At Sustainable Land Use we also promote Transfer Of Development Rights to achieve managed retreat. New York used a version of TDR after Hurricane Sandy to allow coastal lands to preserves dunes and other habitats as hurricane buffers. North Carolina has used TDR to remove hog farmers from river inundated landscapes after hurricanes. Under TDR the denser habitation location like downtown becomes a receiving area. Sending areas are where the insurance cost should reflect the risk. Other places where this market mechanism has been successfully used is in preserving hillside habitat in Belmont, CA and Morgan Hill, CA and preserving historic buildings in Palo Alto, CA.

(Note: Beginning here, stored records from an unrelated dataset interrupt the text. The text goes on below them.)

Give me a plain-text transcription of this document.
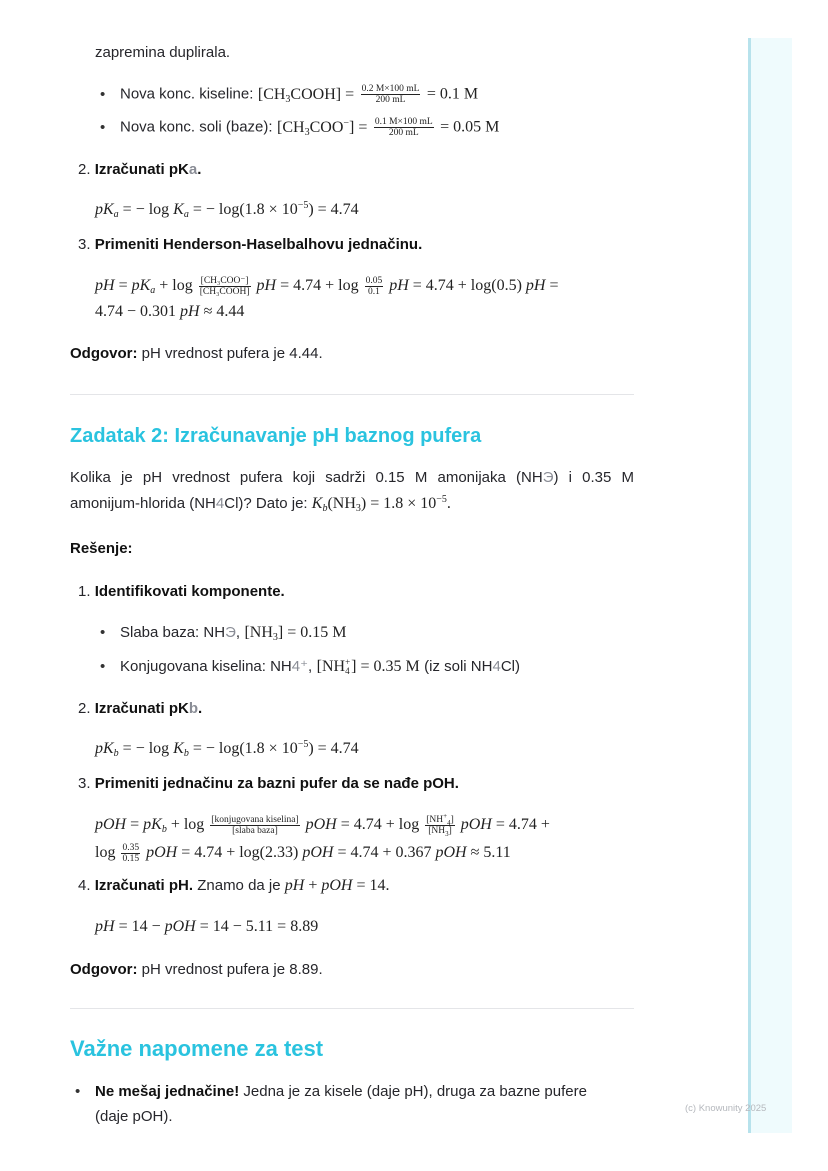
zapremina duplirala.
Nova konc. kiseline: $[CH_3COOH] = \frac{0.2 M\times 100 mL}{200 mL} = 0.1$ M
Nova konc. soli (baze): $[CH_3COO^-] = \frac{0.1 M\times 100 mL}{200 mL} = 0.05$ M
2. Izračunati pKa.
$pK_a$ = − $\log K_a$ = − $\log(1.8 \times 10^{-5}) = 4.74$
3. Primeniti Henderson-Haselbalhovu jednačinu.
pH = $pK_a + \log \frac{\text{[CH₃COO⁻]}}{\text{[CH₃COOH]}}$ pH = $4.74 + \log \frac{0.05}{0.1}$ pH = 4.74 + log(0.5) pH =
4.74 − 0.301 pH ≈ 4.44
Odgovor: pH vrednost pufera je 4.44.
Zadatak 2: Izračunavanje pH baznog pufera
Kolika je pH vrednost pufera koji sadrži 0.15 M amonijaka (NHЭ) i 0.35 M
amonijum-hlorida (NH4Cl)? Dato je: $K_b(NH_3) = 1.8 \times 10^{-5}$.
Rešenje:
1. Identifikovati komponente.
Slaba baza: NHЭ, $[NH_3] = 0.15$ M
Konjugovana kiselina: NH4⁺, [NH +
4 ] = 0.35 M (iz soli NH4Cl)
2. Izračunati pKb.
$pK_b$ = − $\log K_b$ = − $\log(1.8 \times 10^{-5}) = 4.74$
3. Primeniti jednačinu za bazni pufer da se nađe pOH.
pOH = $pK_b + \log \frac{\text{[konjugovana kiselina]}}{\text{[slaba baza]}}$ pOH = $4.74 + \log \frac{[NH^+_4]}{[NH_3]}$ pOH = 4.74 +
$\log \frac{0.35}{0.15}$ pOH = 4.74 + log(2.33) pOH = 4.74 + 0.367 pOH ≈ 5.11
4. Izračunati pH. Znamo da je pH + pOH = 14.
pH = 14 − pOH = 14 − 5.11 = 8.89
Odgovor: pH vrednost pufera je 8.89.
Važne napomene za test
Ne mešaj jednačine! Jedna je za kisele (daje pH), druga za bazne pufere
(daje pOH).	(c) Knowunity 2025
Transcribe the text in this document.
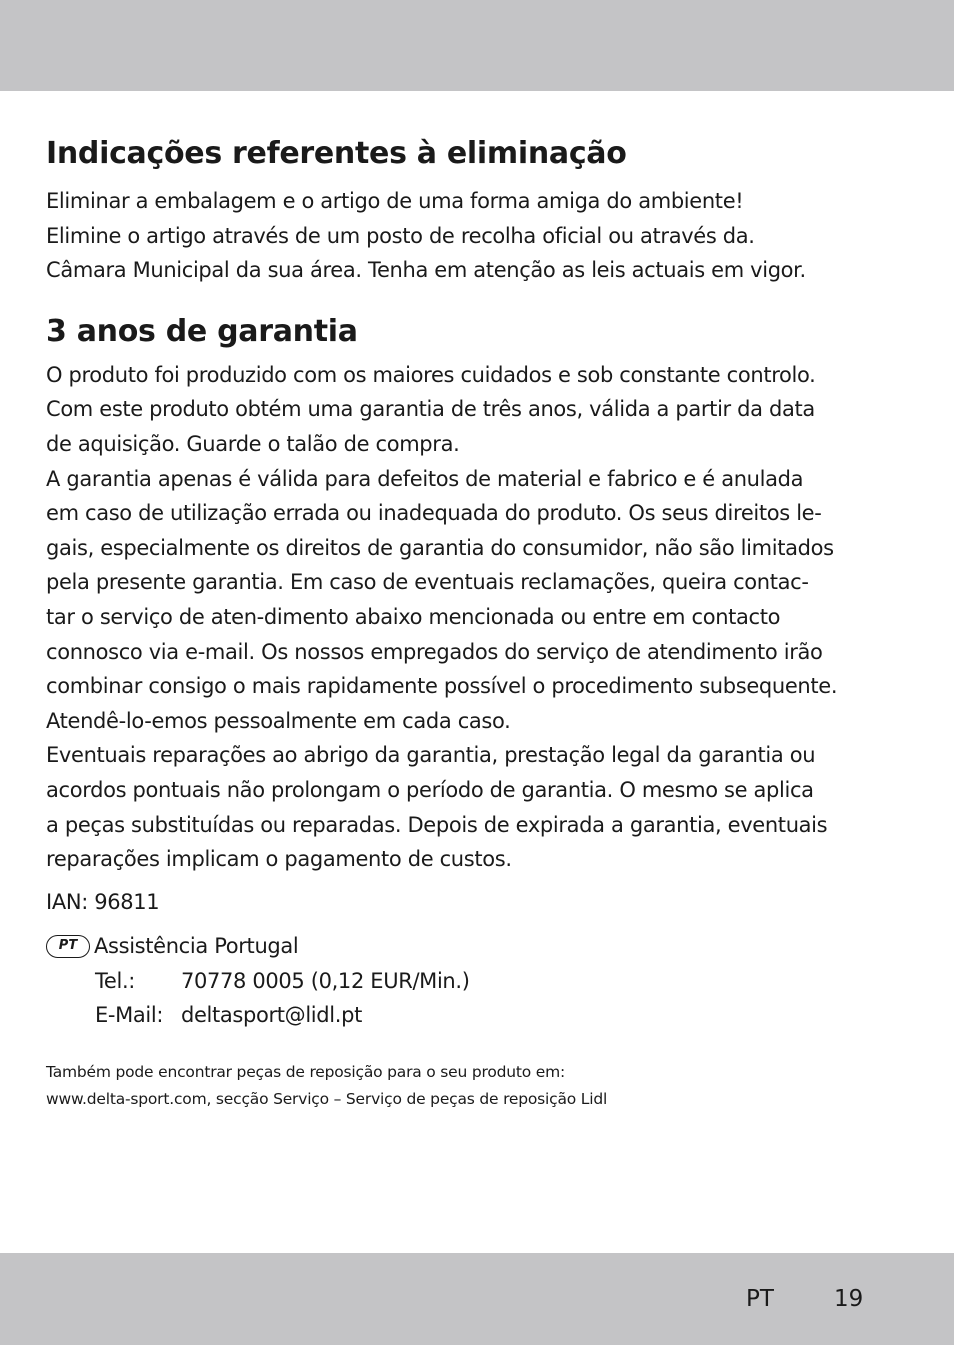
Indicações referentes à eliminação

Eliminar a embalagem e o artigo de uma forma amiga do ambiente!
Elimine o artigo através de um posto de recolha oficial ou através da.
Câmara Municipal da sua área. Tenha em atenção as leis actuais em vigor.

3 anos de garantia

O produto foi produzido com os maiores cuidados e sob constante controlo.
Com este produto obtém uma garantia de três anos, válida a partir da data
de aquisição. Guarde o talão de compra.
A garantia apenas é válida para defeitos de material e fabrico e é anulada
em caso de utilização errada ou inadequada do produto. Os seus direitos le-
gais, especialmente os direitos de garantia do consumidor, não são limitados
pela presente garantia. Em caso de eventuais reclamações, queira contac-
tar o serviço de aten-dimento abaixo mencionada ou entre em contacto
connosco via e-mail. Os nossos empregados do serviço de atendimento irão
combinar consigo o mais rapidamente possível o procedimento subsequente.
Atendê-lo-emos pessoalmente em cada caso.
Eventuais reparações ao abrigo da garantia, prestação legal da garantia ou
acordos pontuais não prolongam o período de garantia. O mesmo se aplica
a peças substituídas ou reparadas. Depois de expirada a garantia, eventuais
reparações implicam o pagamento de custos.

IAN: 96811

PT Assistência Portugal
Tel.: 70778 0005 (0,12 EUR/Min.)
E-Mail: deltasport@lidl.pt
Também pode encontrar peças de reposição para o seu produto em:
www.delta-sport.com, secção Serviço – Serviço de peças de reposição Lidl
PT	19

Two ways to address urban ill are a Guaranteed Basic Income and building housing instead of parking. Covid 19 has put both GBI and City Housing Stock on the policy map. The former because of the inability to work bullshit jobs to pay for essentials like rent. The latter because of crowded conditions that promote the progression of Covid19. Andrew Yang ran on a GBI platform; we may yet see it as the disease progresses through the 2020s. Environmental degradation leads to poverty by displacing susbistence agriculture. GBI is the simple remedy. Getting housing instead of parking should be a no brainer. It costs as much to build a parking spot as a room on the peninsula. In addition, cars take up more than 30% of the city area, an area desperately needed for social distancing. With Covid19 most cars have been parked resulting in stopped oil shipments around the world and tankers floating unloaded outside coastal mega coastal cities like LA. There are many blessings from Covid19 but that last one represents relief from fossil fuel driven Climate Change. People may not be driving but they still need housing to social distance. New housing stock should have more rooms instead of parking. Solution- Parking lots should be repurposed for housing.

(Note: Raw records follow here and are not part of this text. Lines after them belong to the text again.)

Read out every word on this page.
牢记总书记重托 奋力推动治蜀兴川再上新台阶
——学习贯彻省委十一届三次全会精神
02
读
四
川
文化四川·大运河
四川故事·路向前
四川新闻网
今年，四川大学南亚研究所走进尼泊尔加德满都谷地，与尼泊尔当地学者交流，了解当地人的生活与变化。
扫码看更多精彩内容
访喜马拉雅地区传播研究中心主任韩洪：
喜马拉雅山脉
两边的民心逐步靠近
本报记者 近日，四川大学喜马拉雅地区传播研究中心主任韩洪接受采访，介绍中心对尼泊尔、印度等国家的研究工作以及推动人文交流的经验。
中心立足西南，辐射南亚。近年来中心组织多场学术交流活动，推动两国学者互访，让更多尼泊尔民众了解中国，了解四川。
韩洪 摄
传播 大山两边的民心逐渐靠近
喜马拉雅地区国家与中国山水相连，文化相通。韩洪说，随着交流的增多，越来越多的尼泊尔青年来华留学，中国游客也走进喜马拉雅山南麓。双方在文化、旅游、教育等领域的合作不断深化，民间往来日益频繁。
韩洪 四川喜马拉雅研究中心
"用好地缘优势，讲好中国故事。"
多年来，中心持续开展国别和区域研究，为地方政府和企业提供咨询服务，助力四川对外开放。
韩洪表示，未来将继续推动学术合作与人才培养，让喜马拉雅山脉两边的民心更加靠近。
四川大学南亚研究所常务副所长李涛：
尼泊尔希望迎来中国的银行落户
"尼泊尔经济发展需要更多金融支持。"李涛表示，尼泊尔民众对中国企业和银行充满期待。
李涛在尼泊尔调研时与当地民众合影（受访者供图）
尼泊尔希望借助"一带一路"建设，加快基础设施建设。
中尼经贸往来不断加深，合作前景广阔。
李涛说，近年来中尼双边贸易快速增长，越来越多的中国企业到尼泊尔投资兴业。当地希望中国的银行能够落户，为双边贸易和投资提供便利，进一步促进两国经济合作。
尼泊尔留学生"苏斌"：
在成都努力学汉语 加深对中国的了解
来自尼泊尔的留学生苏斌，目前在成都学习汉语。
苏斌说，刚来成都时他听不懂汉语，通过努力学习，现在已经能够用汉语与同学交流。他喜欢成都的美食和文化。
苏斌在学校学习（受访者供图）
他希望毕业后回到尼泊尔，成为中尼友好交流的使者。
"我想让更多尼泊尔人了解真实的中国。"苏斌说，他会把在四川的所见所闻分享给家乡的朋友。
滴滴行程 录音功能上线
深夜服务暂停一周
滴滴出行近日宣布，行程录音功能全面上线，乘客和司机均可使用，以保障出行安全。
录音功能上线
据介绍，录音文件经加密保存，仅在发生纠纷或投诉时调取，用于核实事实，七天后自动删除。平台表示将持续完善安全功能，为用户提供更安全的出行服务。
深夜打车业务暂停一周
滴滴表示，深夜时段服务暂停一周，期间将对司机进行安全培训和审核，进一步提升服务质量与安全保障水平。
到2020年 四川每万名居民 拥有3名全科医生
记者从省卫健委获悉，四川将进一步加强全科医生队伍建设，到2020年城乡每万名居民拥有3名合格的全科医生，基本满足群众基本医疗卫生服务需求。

Density is the solution. We can have safer cities without cars and without intrusion on the Wildlands Urban Interface. Social ills should be addressed with GBI and replaced housing stocks as we account for the changes from Covid 19. Let’s not walk into racist ideas around density made concrete by issues like Amadou Dialo on the sidewalk. We need look no further than Taipei, San Francisco, or Saigon,and New York. Density is safer and leadership matters. Don't let policy makers say density is the problem- it could cost you your life.